Well, this really depends on the type of coop you have. I build the kind with the shed style roof that you lift up. Big mistake if you make that roof to heavy.

Make the tops of the nesting boxes on a 45 degree angle if you don't do that, then the chickens roost on top and poop all over it.

Might want to make windows open up. It's easier to open them more or less depending on the weather. Opening down they are either open or closed. If you fix them to only be part open, they catch rain or snow.
 
I think our biggest mistake was not having the coop and run finished before the day-old chicks arrived. They were brooded in a spare room of our trailer, and lived inside with us until they were almost 6 weeks old.

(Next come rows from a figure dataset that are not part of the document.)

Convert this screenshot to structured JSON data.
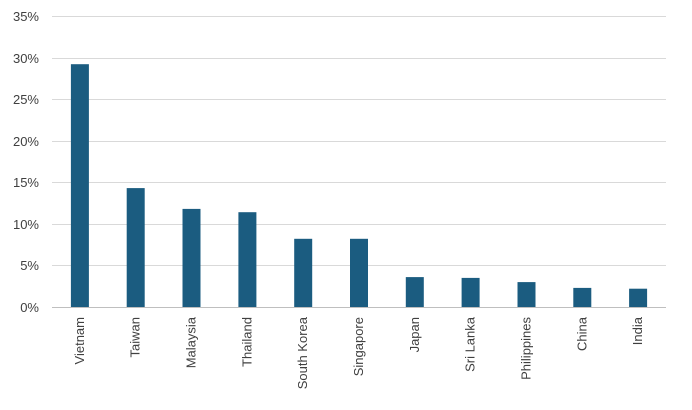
{
  "chart_data": {
    "type": "bar",
    "title": "",
    "xlabel": "",
    "ylabel": "",
    "categories": [
      "Vietnam",
      "Taiwan",
      "Malaysia",
      "Thailand",
      "South Korea",
      "Singapore",
      "Japan",
      "Sri Lanka",
      "Philippines",
      "China",
      "India"
    ],
    "values": [
      29.2,
      14.3,
      11.8,
      11.4,
      8.2,
      8.2,
      3.6,
      3.5,
      3.0,
      2.3,
      2.2
    ],
    "ylim": [
      0,
      35
    ],
    "yticks": [
      0,
      5,
      10,
      15,
      20,
      25,
      30,
      35
    ],
    "ytick_labels": [
      "0%",
      "5%",
      "10%",
      "15%",
      "20%",
      "25%",
      "30%",
      "35%"
    ],
    "grid": true,
    "legend": "none",
    "bar_color": "#1b5c80"
  }
}
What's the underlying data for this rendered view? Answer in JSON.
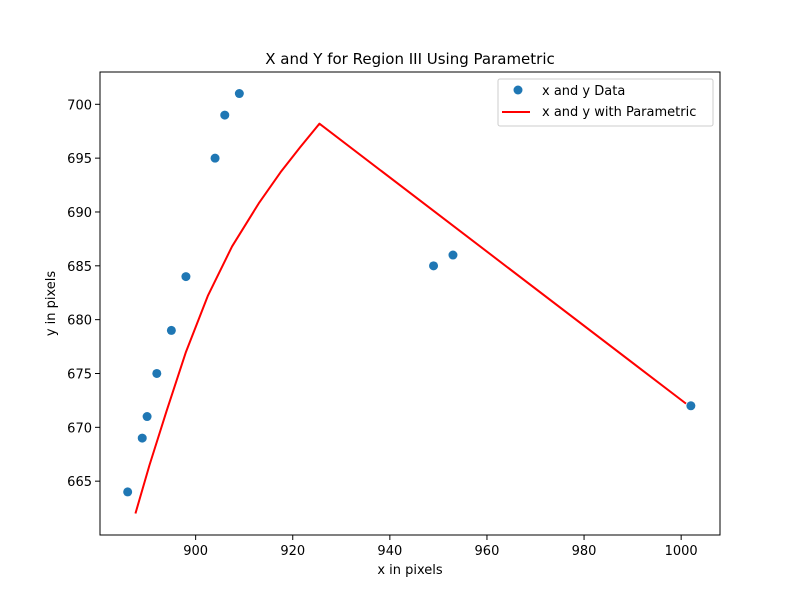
{
  "chart_data": {
    "type": "scatter",
    "title": "X and Y for Region III Using Parametric",
    "xlabel": "x in pixels",
    "ylabel": "y in pixels",
    "xlim": [
      880.3,
      1008.0
    ],
    "ylim": [
      660.0,
      703.0
    ],
    "xticks": [
      900,
      920,
      940,
      960,
      980,
      1000
    ],
    "yticks": [
      665,
      670,
      675,
      680,
      685,
      690,
      695,
      700
    ],
    "grid": false,
    "legend_position": "upper right",
    "series": [
      {
        "name": "x and y Data",
        "kind": "scatter",
        "color": "#1f77b4",
        "points": [
          {
            "x": 886,
            "y": 664
          },
          {
            "x": 889,
            "y": 669
          },
          {
            "x": 890,
            "y": 671
          },
          {
            "x": 892,
            "y": 675
          },
          {
            "x": 895,
            "y": 679
          },
          {
            "x": 898,
            "y": 684
          },
          {
            "x": 904,
            "y": 695
          },
          {
            "x": 906,
            "y": 699
          },
          {
            "x": 909,
            "y": 701
          },
          {
            "x": 949,
            "y": 685
          },
          {
            "x": 953,
            "y": 686
          },
          {
            "x": 1002,
            "y": 672
          }
        ]
      },
      {
        "name": "x and y with Parametric",
        "kind": "line",
        "color": "#ff0000",
        "points": [
          {
            "x": 887.6,
            "y": 662.0
          },
          {
            "x": 890.5,
            "y": 666.5
          },
          {
            "x": 894.0,
            "y": 671.5
          },
          {
            "x": 898.0,
            "y": 677.0
          },
          {
            "x": 902.5,
            "y": 682.2
          },
          {
            "x": 907.5,
            "y": 686.8
          },
          {
            "x": 913.0,
            "y": 690.8
          },
          {
            "x": 917.5,
            "y": 693.7
          },
          {
            "x": 921.5,
            "y": 696.0
          },
          {
            "x": 925.5,
            "y": 698.2
          },
          {
            "x": 1001.0,
            "y": 672.2
          }
        ]
      }
    ]
  }
}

The second was not getting a bigger building for a coop. There's room enough for our Banties, 2 roosts and 2 nest boxes, but that's it. We do rent our place, so smaller works better for when we eventually move...

Will add more as I think of them...

Dawn
 
Johnny Jack -- That drainage ditch idea is a good one, but I really did put my coop in a low area -- I don't know where it can all drain TO!

I put a board in front of the human door, but if I put one in front of the chicken door, they wouldn't be able to get out.

It's a real pain -- I might actually drag my coop somewhere else, except my poor DH spent so much time digging a trench around the run... he'll never forgive me if I put it somewhere else, and certainly isn't going to dig another one for me!

Going back in time might be my only solution.
 
First one I can think of is making the chicken door open OUT - we changed it and now it opens in - works better for us.

My first roost was fine, but they quickly outgrew it and we had to make it longer.
 
this post is a good idea

1. i made my coop too low to the ground initially, requiring some tricky carpentry to fix the problem

2. i have a large door that can be opened on sunny days. i didn't create a sill of any kind to prevent
the litter from falling out the door
. same goes for the regular door

3. a few of the features were add-ons. if i had thought through my initial coop, things would have been
easier
. things like adding a nesting box and a small shuttered window adjacent to the perch.

4. using thinner plywood for a lighter coop. i don't think that i could have skimped on the bones of the
coop. once you reach a kind of critical mass, 2x4's are necessary.

5. i should have installed a chicken cam!